The survey came at an opportune time, because Evanston received a $480,000 federal grant in early November to install protected bike lanes throughout the city.
Chris Mailing, general manager at local bike shop Wheel & Sprocket, thinks Evanston has done a fantastic job of managing bike lanes in recent history.
“It has been officially designated by the League of American Bicyclists as a Bicycle Friendly Community, and it’s one of only two silver-level communities in the state of Illinois,” Mailing says.
When it comes to bicycle safety, however, there’s always room for improvement. The League of American Bicyclists award comes in tiers, offering recognition at the bronze, silver, gold, platinum and diamond levels. To evaluate a city, the League determines how well it satisfies the “5 E’s”: engineering, education, encouragement, enforcement and evaluation and planning.
Evanston stands to improve “enforcement” in particular, a criterion which calls for “ensuring safe roads for all users.” Evanston’s profile on the League’s website says the city falls in the “26-50%” category, meaning 26 to 50 percent of its main streets are dedicated to bike facilities.
The recent federal grant should go a long way toward improving Evanston’s silver status and the ASG survey may play a role. ASG Associate Vice President for Sustainability Wesley Lien, a Weinberg senior, thinks Evanston will consider the survey results when planning how to allocate the grant’s funds.
“Evanston is considering a huge bike infrastructure re-haul for the city,” Lien says. “The rationale is that we wanted to collect feedback from the students, then present it to the city.”

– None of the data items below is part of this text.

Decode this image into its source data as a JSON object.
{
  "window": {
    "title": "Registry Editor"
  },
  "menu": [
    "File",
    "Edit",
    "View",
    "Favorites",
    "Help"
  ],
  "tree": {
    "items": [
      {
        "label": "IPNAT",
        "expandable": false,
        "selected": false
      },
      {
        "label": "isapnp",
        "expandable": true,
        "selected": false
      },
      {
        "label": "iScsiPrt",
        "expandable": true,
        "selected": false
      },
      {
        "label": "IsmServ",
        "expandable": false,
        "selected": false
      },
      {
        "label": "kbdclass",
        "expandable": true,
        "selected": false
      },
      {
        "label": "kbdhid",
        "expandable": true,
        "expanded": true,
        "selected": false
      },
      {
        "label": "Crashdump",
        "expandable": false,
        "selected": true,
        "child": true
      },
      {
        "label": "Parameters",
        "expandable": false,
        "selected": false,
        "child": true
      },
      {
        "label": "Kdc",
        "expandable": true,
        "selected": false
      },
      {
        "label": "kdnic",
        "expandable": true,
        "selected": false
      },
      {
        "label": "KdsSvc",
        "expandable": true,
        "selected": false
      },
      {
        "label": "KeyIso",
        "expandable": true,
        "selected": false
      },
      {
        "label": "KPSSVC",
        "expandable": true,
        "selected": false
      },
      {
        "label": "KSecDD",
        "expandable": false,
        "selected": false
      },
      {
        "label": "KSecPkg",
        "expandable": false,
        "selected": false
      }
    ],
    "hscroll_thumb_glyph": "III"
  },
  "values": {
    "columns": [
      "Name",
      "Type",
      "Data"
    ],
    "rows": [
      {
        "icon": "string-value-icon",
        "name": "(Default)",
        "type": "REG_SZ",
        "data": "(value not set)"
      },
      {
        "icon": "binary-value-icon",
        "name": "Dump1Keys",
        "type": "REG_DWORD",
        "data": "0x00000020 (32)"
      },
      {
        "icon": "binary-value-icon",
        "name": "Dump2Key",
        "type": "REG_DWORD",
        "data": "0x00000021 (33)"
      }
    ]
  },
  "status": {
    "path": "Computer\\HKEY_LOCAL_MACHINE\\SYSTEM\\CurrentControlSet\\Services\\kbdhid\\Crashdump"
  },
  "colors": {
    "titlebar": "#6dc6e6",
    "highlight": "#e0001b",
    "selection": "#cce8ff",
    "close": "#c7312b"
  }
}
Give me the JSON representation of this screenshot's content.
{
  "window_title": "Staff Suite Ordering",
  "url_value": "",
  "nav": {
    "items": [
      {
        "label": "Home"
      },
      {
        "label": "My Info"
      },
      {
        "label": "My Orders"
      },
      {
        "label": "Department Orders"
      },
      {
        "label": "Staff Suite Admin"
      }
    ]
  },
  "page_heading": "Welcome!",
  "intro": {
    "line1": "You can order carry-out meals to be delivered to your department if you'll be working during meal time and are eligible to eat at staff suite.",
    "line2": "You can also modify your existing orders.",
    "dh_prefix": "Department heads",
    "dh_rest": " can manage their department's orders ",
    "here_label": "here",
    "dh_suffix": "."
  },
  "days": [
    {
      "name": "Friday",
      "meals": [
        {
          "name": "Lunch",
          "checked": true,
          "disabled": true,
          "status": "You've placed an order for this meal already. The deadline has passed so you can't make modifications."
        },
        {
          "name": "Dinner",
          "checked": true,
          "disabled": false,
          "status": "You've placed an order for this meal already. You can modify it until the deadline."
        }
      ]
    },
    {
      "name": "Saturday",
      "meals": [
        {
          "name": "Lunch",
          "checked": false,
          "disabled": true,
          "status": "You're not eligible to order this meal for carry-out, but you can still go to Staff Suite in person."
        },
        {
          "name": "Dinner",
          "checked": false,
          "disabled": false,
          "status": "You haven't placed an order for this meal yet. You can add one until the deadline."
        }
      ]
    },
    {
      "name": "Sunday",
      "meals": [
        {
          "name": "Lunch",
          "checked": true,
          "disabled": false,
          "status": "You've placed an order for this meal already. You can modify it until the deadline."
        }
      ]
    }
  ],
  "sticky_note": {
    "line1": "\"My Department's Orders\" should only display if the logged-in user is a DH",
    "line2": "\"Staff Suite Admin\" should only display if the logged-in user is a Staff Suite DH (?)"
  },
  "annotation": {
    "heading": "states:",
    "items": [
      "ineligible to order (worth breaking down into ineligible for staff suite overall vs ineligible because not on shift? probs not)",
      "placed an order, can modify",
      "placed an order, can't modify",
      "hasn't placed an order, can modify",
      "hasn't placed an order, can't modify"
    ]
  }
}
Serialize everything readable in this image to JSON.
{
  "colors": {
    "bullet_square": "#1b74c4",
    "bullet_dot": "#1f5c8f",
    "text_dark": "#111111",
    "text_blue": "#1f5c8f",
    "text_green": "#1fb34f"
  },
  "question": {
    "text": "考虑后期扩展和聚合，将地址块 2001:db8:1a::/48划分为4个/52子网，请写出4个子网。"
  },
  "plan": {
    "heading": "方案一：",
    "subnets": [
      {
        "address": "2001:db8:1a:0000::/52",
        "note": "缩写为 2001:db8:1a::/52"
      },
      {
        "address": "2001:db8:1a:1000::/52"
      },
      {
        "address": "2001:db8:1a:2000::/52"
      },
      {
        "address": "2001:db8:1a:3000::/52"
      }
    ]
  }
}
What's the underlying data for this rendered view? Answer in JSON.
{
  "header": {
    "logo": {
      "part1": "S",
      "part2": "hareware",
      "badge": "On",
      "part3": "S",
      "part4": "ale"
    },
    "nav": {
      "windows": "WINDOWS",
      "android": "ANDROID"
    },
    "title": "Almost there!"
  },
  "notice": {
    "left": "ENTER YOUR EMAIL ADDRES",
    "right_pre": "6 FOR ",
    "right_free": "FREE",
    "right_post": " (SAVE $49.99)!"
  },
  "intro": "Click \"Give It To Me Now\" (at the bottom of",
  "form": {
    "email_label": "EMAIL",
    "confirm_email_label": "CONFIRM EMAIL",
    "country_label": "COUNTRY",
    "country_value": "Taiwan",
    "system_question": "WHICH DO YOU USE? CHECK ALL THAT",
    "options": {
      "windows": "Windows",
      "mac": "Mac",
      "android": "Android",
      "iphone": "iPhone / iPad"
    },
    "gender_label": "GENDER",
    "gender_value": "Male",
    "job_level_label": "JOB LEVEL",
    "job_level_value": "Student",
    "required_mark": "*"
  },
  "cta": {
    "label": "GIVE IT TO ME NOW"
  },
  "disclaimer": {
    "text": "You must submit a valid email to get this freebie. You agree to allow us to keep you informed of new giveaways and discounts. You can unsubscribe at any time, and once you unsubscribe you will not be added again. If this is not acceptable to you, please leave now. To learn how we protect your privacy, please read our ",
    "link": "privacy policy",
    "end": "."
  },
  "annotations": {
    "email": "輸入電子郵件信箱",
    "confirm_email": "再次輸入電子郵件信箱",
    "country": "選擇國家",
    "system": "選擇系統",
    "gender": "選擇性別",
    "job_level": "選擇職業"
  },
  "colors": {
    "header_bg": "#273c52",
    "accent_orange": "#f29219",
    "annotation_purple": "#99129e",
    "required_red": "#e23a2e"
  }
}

Lien hopes the survey can elicit support from the student body. “In general, I hope to get a lot of interest in improving bike infrastructure, especially on Sheridan Road,” Lien says.
Evanston has already begun making those improvements. Last summer, the city added a bike lane along Church Street, and that’s only the beginning.
Martha Logan, Evanston’s community engagement coordinator, believes bike lanes have long term benefits that perhaps make them a necessary addition. “The pro is that [bike lanes] encourage bicycling,” Logan says. “That means fewer cars on the street and less wear and tear on the roads. Reducing vehicle traffic also lowers vehicle emissions.”
Mailing takes it a step further, noting that bike lanes lead to less air pollution, a healthier community, lowered cost of health insurance and oil and fewer wars, he says.
Bike lanes keep cyclists off the sidewalks—particularly relevant for Sheridan Road’s pedestrian-filled sidewalk— while also giving the cyclists equanimity and peace of mind. Mailing is confident that improving bike lanes would noticeably increase in the number of bike riders around the city.
“In several cities, they’ve done surveys asking people what it would take to get them to ride [their bikes],” Mailing says. “In the results, 60 percent said they would ride their bike if it is comfortable and convenient— this is the crowd that is interested in bike lanes.”
Logan believes recent innovations have made lanes an even more feasible option.
“They now have protected bike lanes in order to keep the bicyclists from being doored [by cars],” Logan says. “There’s a smaller chance of that happening now. We’re definitely on the cutting edge of making improvements and being sensitive to bicyclists.”
In general, Lien, Logan and Mailing all seem to view bike lanes in a positive light, despite high costs and construction inconveniences. The long-term benefits, they say, generally outweigh the short-term costs.
Another of those long-term benefits applies to Evanston businesses, according to Mailing.
“If we can get the residents of Evanston to bike to their shopping, they are much more likely to shop in downtown Evanston and other commercial districts,” Mailing says. “That’s opposed to Old Orchard Mall, which is un-bicycle friendly and the money from that goes to Skokie.”